Down south where high-quality seafood is plentiful, the many military forts and temples indicate the food was historically meant for soldiers and villagers. Southern cooking can be very spicy and emphasizes deep, intense flavors using herbs and spices like turmeric, which differentiates southern curries, like kaeng leuang yod maprao orn (spicy yellow curry with young heart of palm), from all others. There is also greater use of shrimp pastes, fish sauce, and coconut milk, with coconut flesh being a standard condiment.
Ingredients, glorious ingredients
King Ramkhamhaeng the Great of the Sukhothai period is widely credited with coining the proverb “There is fish in the water and rice in the field,” conveying the sheer abundance of Thailand’s natural resources.
As the saying goes, there is fish. Thailand is in a region of great rivers and has coastlines totaling over 3,000 km in length. Thus, freshwater fish, shrimp, crabs, and crayfish, as well as their marine counterparts and also squid, scallops, and more are regular menu items.
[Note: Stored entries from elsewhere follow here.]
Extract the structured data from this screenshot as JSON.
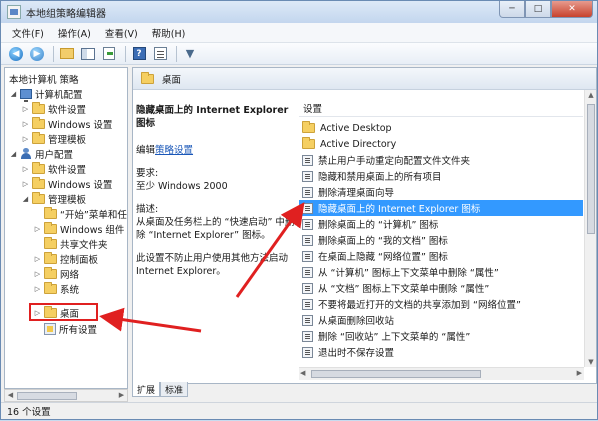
{
  "window": {
    "title": "本地组策略编辑器",
    "minimize": "─",
    "maximize": "□",
    "close": "✕"
  },
  "menu": [
    "文件(F)",
    "操作(A)",
    "查看(V)",
    "帮助(H)"
  ],
  "toolbar": {
    "back": "◀",
    "forward": "▶",
    "filter": "▼"
  },
  "tree": {
    "root": "本地计算机 策略",
    "computer_config": "计算机配置",
    "computer_children": [
      "软件设置",
      "Windows 设置",
      "管理模板"
    ],
    "user_config": "用户配置",
    "user_children": [
      "软件设置",
      "Windows 设置",
      "管理模板"
    ],
    "admin_children": [
      "“开始”菜单和任务栏",
      "Windows 组件",
      "共享文件夹",
      "控制面板",
      "网络",
      "系统",
      "桌面",
      "所有设置"
    ],
    "selected": "桌面"
  },
  "right": {
    "header": "桌面",
    "desc_title": "隐藏桌面上的 Internet Explorer 图标",
    "edit_prefix": "编辑",
    "edit_link": "策略设置",
    "req_label": "要求:",
    "req_value": "至少 Windows 2000",
    "desc_label": "描述:",
    "desc_text": "从桌面及任务栏上的 “快速启动” 中删除 “Internet Explorer” 图标。",
    "desc_text2": "此设置不防止用户使用其他方法启动 Internet Explorer。",
    "column": "设置",
    "settings": [
      {
        "label": "Active Desktop",
        "type": "folder"
      },
      {
        "label": "Active Directory",
        "type": "folder"
      },
      {
        "label": "禁止用户手动重定向配置文件文件夹",
        "type": "setting"
      },
      {
        "label": "隐藏和禁用桌面上的所有项目",
        "type": "setting"
      },
      {
        "label": "删除清理桌面向导",
        "type": "setting"
      },
      {
        "label": "隐藏桌面上的 Internet Explorer 图标",
        "type": "setting",
        "selected": true
      },
      {
        "label": "删除桌面上的 “计算机” 图标",
        "type": "setting"
      },
      {
        "label": "删除桌面上的 “我的文档” 图标",
        "type": "setting"
      },
      {
        "label": "在桌面上隐藏 “网络位置” 图标",
        "type": "setting"
      },
      {
        "label": "从 “计算机” 图标上下文菜单中删除 “属性”",
        "type": "setting"
      },
      {
        "label": "从 “文档” 图标上下文菜单中删除 “属性”",
        "type": "setting"
      },
      {
        "label": "不要将最近打开的文档的共享添加到 “网络位置”",
        "type": "setting"
      },
      {
        "label": "从桌面删除回收站",
        "type": "setting"
      },
      {
        "label": "删除 “回收站” 上下文菜单的 “属性”",
        "type": "setting"
      },
      {
        "label": "退出时不保存设置",
        "type": "setting"
      }
    ]
  },
  "tabs": [
    "扩展",
    "标准"
  ],
  "status": "16 个设置",
  "colors": {
    "selection": "#3399ff",
    "annotation": "#e02020"
  }
}
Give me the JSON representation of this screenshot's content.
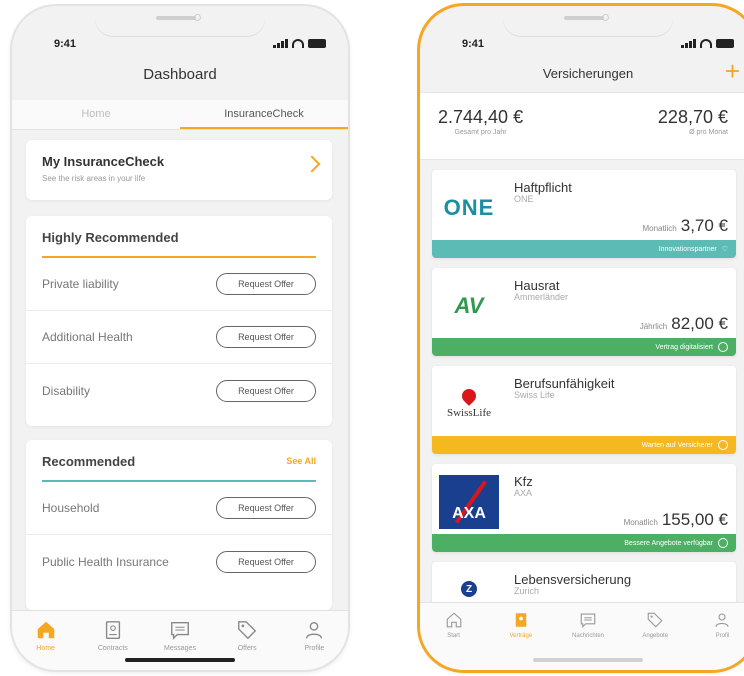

Next is rice, so central to the way of life that the common utterance kin khao (have a meal) literally translates to “eat rice.” Aside from fragrant jasmine rice, Thailand offers several glutinous, white, and organic rice varieties.
The enormous selection of spices, herbs, and vegetables warrants a trip to a Thai fresh market like Talad Khlong Toei, one of the stops in the Netflix sensation “Somebody Feed Phil,” just to see how wide the selection really is. While there, you can’t miss the colorful array of fruits Thailand has to offer, from supple mangosteen to the durian or “king of fruits,” depending on the season.
This abundance allows everyone from roadside eatery cooks to fine dining chefs to whip up the plentitude of delicious Thai dishes or concoct thoughtful adaptations.
The yummiest medicine
Thai recipes, many of which have vegetables as a major ingredient or are served with fresh or steamed vegetables on the side, are highly adaptable. So beef could be swapped out, say for instance, with fish. Or, if you’re very health-conscious, maybe you’d like to try the growing selection of alternative meats or ask for the vegetarian or vegan version of your selected dish.
Generally, great taste means food that’s not all that good for you, but Thai cuisine is different. In fact, globally renowned chef Nooror Somany-Steppe has said it is “the best medicine to eat.” How so? Let’s consider a few of the ingredients in the spicy sour soup tom yum to find out.
Tom yum’s beta-carotene-rich kaffir lime leaves help with coughing and digestive issues. So can the lemongrass, which also lowers blood pressure. Galanga has antibacterial properties and is a mild laxative. Rich in vitamin A, chili peppers boost immunity and ease inflammation. Cilantro, meanwhile, is useful in cleansing the body of metals. Shallots reduce bloating and the risk of heart disease. Vitamin C and essential amino acids are added to the mix thanks to straw mushrooms. And lime can treat headaches and bleeding gums.
An extension of Thai hospitality
Thai gastronomy can be seen as a road map of Thai culture, from the historical influence of neighboring and foreign countries to Thai people’s appreciation for balance and harmony.
Food is a major aspect of Thai culture and, thankfully, Thai dishes can be found all over the world. However, there’s no better place for authentic Thai cuisine than right here in the Land of Smiles.
So take your pick, from street food hawkers and roadside stalls to fine dining establishments. A legion of Thai eateries, 133 of which are featured in The MICHELIN Guide’s 2022 Bib Gourmand selection, is waiting to thrill your eyes, nose, and taste buds with all that Thai cuisine has to offer.